Professor Olusola Oyewole (left) President of AAU, reading the citation to be presented to President Akufo-Addo while Professor Is-haq Olanrewaju Oloyede looks on
President Nana Addo Dankwa Akufo-Addo has entreated the Association of African Universities (AAU) to interact more with local industries on the continent.
He said such interactions will not only help African universities align their curricula to meet the demands of emerging local industries, but also prepare the students for the job market.
“In our current global dispensations where universities are becoming entrepreneurial to remain relevant, my humble plea to the AAU and its wide membership is to engage more with the private sector at the local, regional, continental and global level,” he admonished.
The president’s call falls in line with the African Union’s Agenda 2063 which advocates for innovativeness through collaborative partnerships between and among institutions of higher learning and with the private sector, policy makers, development partners and other external stakeholders.
President Akufo-Addo made this call at the 14th AAU General Conference and Golden Jubilee celebrations on the theme, “AAU@50: Achievements, Challenges and Prospects for Sustainable Development in Africa.”
Opening the conference, President Akufo-Addo paid tribute to a few of the numerous Ghanaian academics who have played pivotal roles in the leadership and intellectual direction of the association, including the late Professor John Evans Fiifi Atta-Mills, former President of the Republic of Ghana, who gave the presidential assent in 2010 for the construction of the new AAU secretariat in Accra.
Nana Akufo-Addo also hailed AAU, which has grown its membership from 34 to 400 over a period of fifty years, for contributing to the intellectual leadership towards a unified Africa through academic programmes, particularly standing for and promoting higher education when international institutions, such as the World Bank, downplayed the role of higher education in favour of basic education.
He lamented the unchanged trajectory of higher education from what existed in the pre- and immediate post-colonial era in Africa.
President Akufo-Addo reiterated his earlier call for the triple helix of university-industry-government partnership to facilitate the progress of higher education on the continent.

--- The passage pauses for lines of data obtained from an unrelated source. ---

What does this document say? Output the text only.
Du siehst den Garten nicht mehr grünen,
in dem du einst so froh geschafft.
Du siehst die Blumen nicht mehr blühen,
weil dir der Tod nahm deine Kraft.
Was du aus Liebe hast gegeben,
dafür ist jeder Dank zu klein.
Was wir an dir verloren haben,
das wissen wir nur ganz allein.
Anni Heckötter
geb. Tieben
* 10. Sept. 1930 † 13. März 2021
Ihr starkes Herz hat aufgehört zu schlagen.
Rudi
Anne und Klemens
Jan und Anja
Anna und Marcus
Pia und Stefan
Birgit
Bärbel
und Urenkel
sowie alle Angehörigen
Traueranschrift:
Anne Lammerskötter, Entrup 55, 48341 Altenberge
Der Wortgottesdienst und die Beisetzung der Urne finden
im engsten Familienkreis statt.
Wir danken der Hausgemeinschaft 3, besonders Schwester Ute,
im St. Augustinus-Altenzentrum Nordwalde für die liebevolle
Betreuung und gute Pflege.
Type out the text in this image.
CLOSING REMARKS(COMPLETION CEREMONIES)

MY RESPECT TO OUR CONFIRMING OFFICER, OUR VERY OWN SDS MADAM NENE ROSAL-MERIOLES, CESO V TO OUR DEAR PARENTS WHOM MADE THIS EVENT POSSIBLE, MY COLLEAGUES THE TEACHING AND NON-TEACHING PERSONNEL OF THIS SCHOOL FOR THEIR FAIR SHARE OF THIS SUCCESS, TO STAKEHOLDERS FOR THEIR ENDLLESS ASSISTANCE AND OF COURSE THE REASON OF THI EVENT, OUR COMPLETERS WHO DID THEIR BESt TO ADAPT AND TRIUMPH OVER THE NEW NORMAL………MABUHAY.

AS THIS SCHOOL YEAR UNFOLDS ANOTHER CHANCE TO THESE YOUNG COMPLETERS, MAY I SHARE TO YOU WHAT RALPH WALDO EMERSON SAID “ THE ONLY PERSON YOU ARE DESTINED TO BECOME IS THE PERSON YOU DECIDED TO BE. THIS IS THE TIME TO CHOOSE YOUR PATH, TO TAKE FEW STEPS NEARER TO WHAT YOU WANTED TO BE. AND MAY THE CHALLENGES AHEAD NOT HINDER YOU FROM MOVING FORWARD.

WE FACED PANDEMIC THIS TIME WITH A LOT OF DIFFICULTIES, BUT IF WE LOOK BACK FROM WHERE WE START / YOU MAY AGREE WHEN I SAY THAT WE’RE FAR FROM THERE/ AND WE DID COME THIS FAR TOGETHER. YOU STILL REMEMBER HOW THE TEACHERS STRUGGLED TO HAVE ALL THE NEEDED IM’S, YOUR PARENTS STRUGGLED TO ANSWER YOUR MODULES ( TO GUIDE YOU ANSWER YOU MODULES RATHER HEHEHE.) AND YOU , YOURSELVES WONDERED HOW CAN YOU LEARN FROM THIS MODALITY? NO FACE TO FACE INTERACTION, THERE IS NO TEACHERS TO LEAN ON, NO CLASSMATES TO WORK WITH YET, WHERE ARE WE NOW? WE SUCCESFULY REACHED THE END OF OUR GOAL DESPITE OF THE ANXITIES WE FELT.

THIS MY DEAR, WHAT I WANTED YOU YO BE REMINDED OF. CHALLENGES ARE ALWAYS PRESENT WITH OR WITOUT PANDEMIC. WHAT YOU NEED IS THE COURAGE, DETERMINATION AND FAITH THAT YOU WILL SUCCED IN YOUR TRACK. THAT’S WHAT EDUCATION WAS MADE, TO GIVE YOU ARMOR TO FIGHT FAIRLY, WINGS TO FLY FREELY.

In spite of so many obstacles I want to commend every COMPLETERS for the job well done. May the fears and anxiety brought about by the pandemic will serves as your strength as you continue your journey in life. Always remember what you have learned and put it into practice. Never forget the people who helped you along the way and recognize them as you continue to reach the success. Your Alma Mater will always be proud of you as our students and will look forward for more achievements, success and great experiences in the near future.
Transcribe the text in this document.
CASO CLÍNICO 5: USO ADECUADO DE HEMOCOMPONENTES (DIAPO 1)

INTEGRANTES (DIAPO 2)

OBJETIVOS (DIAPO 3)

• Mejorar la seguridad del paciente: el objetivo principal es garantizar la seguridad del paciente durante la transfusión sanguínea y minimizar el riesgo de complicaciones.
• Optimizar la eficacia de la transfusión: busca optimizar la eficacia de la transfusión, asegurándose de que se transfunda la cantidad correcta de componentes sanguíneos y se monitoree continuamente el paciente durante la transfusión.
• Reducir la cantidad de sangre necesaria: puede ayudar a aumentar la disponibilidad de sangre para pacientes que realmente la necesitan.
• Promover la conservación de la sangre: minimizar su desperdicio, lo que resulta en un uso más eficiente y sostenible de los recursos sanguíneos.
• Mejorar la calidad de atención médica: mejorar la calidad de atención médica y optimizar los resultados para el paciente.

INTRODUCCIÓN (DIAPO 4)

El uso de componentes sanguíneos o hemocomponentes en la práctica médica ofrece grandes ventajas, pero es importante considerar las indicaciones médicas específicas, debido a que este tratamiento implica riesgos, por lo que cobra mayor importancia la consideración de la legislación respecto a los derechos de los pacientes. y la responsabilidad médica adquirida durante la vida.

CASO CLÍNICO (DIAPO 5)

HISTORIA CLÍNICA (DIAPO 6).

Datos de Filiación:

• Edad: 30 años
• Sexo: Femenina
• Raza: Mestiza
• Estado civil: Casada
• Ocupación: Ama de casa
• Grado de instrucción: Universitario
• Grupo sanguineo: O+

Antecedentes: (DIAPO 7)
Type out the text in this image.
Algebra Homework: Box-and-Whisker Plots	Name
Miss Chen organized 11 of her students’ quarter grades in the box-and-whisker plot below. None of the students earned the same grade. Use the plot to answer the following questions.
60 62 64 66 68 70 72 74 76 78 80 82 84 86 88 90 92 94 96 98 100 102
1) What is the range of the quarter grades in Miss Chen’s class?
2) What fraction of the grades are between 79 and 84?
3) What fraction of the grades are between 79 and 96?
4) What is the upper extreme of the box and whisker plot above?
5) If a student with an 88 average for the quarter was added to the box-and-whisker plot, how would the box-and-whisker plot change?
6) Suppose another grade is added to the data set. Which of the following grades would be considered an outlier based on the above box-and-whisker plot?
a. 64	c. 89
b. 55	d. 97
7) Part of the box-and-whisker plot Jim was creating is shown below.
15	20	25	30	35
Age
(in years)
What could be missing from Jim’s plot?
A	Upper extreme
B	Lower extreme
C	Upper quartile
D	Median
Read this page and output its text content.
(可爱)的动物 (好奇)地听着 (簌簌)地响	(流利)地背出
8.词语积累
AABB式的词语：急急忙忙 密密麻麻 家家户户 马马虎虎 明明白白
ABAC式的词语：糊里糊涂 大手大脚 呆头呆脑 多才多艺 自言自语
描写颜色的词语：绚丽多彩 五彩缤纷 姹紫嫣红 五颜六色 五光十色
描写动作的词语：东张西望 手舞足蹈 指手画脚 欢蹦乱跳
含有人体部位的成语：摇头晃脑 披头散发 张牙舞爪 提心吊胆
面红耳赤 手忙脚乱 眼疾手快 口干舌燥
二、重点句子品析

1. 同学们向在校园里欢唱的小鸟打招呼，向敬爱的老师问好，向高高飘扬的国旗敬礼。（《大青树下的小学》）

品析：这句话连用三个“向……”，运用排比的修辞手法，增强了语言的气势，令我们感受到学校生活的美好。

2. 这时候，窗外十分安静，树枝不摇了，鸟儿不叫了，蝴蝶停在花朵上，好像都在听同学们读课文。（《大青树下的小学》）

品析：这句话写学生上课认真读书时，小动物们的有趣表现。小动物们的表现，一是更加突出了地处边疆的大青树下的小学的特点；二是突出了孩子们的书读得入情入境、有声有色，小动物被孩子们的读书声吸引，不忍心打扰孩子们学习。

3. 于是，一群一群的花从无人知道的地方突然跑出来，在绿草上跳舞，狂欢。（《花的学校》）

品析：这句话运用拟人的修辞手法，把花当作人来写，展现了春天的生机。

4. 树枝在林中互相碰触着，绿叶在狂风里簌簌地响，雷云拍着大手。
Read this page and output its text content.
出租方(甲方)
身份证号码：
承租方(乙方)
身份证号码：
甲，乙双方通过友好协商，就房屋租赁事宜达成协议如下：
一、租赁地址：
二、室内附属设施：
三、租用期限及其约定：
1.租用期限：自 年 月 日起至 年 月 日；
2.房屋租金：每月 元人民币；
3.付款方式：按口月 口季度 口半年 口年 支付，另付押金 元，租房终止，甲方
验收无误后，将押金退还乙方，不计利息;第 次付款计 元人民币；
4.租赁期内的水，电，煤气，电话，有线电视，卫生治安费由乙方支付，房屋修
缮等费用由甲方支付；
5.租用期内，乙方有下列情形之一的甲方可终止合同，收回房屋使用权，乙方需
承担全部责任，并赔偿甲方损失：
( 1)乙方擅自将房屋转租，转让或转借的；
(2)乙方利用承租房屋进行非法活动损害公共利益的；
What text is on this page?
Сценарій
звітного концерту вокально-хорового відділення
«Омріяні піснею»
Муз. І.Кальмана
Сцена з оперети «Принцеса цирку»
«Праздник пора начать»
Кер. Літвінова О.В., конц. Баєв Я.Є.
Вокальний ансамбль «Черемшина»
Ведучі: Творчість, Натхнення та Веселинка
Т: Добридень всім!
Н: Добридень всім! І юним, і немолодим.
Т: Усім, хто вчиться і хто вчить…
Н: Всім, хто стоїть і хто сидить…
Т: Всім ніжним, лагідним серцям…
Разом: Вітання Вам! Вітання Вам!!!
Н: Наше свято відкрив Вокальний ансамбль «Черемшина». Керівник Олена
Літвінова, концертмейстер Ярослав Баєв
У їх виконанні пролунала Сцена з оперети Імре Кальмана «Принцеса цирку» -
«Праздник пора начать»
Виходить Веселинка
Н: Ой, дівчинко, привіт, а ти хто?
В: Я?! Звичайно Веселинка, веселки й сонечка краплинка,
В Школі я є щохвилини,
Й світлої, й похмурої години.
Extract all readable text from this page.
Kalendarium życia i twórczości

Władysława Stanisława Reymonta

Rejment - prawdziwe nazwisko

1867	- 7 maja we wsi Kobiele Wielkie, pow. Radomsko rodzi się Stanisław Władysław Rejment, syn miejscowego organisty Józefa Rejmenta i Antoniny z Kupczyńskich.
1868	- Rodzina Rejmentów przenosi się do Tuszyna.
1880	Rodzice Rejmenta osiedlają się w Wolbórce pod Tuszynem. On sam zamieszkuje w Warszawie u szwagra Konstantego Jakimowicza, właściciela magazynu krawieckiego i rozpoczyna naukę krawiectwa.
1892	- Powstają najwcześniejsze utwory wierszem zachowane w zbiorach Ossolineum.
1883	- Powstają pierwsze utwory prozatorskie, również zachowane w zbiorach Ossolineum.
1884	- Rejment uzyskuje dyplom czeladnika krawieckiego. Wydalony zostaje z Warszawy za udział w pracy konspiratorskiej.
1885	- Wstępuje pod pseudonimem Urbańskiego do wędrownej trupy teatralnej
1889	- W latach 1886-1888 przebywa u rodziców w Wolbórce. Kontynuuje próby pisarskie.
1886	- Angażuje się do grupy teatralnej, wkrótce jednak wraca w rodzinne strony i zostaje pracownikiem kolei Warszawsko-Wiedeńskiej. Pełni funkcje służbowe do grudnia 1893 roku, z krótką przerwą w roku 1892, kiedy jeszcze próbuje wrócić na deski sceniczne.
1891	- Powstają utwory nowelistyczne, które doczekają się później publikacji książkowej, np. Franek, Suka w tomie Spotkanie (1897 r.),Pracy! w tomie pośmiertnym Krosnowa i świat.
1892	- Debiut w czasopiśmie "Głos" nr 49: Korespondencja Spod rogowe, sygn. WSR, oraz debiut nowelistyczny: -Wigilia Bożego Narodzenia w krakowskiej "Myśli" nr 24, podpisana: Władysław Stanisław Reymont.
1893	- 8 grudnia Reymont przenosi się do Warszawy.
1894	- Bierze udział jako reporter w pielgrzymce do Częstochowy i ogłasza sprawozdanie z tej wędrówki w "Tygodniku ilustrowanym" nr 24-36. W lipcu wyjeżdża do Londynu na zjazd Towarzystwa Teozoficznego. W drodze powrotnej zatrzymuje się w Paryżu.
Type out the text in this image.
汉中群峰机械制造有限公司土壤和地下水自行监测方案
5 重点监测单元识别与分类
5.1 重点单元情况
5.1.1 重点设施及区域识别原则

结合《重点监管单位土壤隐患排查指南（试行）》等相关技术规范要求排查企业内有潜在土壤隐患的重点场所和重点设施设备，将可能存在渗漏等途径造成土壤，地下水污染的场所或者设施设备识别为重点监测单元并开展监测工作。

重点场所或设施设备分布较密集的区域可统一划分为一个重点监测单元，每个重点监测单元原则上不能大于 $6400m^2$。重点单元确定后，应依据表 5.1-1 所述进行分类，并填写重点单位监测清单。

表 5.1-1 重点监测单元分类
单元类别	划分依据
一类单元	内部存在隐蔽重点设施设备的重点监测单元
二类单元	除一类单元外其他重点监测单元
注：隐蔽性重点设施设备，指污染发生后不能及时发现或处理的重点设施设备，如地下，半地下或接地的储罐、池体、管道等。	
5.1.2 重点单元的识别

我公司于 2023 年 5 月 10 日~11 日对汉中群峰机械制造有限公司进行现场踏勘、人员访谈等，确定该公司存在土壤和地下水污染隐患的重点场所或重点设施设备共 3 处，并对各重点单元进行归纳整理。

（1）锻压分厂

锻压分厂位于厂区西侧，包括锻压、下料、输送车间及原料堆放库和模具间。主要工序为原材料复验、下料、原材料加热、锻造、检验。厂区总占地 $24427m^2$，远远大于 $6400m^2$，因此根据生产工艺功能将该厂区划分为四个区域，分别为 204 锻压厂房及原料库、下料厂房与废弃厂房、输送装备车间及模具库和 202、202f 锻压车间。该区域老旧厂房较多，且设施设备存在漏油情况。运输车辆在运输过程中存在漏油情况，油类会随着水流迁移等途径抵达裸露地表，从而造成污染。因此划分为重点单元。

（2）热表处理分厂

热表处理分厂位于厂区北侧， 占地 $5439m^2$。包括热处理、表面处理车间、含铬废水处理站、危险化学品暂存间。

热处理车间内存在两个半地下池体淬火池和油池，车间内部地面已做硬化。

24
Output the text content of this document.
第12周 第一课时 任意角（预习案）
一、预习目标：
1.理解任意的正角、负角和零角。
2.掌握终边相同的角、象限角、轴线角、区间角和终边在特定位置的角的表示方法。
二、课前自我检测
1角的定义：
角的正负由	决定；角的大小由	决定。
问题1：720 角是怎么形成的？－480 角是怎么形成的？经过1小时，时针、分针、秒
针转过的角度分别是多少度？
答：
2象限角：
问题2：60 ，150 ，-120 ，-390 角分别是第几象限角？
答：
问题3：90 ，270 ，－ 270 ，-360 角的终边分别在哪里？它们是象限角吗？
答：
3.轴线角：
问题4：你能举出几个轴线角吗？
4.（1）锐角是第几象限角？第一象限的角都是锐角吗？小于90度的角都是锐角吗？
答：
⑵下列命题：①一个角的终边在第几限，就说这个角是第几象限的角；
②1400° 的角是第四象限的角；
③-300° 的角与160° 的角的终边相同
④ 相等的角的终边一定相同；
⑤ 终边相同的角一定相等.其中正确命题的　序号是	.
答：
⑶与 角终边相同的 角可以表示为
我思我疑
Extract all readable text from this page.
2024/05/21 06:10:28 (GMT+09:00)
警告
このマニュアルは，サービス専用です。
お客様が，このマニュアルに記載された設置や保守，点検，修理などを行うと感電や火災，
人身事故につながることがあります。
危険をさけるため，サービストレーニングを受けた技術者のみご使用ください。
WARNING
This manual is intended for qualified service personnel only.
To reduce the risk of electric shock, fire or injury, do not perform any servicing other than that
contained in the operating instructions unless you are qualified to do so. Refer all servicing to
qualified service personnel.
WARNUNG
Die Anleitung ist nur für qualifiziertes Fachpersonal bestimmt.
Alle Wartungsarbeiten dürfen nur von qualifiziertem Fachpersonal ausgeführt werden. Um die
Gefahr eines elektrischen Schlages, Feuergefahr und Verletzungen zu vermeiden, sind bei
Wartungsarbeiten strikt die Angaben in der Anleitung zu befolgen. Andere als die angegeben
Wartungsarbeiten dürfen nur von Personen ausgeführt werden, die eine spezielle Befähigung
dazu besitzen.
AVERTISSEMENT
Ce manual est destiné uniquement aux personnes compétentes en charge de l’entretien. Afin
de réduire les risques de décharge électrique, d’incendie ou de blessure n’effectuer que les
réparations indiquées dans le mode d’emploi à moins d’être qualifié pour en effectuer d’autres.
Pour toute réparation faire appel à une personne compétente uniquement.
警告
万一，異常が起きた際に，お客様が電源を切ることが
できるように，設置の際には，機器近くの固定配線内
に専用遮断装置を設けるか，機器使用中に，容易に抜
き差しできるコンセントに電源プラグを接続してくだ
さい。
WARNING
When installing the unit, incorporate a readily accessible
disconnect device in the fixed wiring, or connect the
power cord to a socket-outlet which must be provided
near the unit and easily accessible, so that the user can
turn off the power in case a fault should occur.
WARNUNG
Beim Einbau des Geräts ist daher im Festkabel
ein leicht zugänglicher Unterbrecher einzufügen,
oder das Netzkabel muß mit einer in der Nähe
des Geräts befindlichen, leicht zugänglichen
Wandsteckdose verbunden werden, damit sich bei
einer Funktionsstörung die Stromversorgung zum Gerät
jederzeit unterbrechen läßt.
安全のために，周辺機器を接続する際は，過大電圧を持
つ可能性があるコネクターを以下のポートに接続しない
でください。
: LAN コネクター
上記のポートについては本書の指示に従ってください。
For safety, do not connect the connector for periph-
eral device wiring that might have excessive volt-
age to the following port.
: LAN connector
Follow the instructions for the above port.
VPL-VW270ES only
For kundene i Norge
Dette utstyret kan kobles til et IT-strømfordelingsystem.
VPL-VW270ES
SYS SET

Professor Etienne Ehouan Ehile, Secretary General of AAU, said the association has aligned itself with educational policies both continental and global to strengthen the quality assurance and harmonization of the diverse higher education system on the African continent.
“Our work with the World Bank is strengthening 22 African Centers of Excellence in West and Central Africa in the areas of teaching, research, collaboration, resource mobilization and infrastructure,” he said.
Professor Is-haq Olanrewaju Oloyede, former AAU President, in his lecture to commemorate the Golden Jubilee Anniversary of AAU, traced the history of the association from its humble beginnings to higher education in Africa.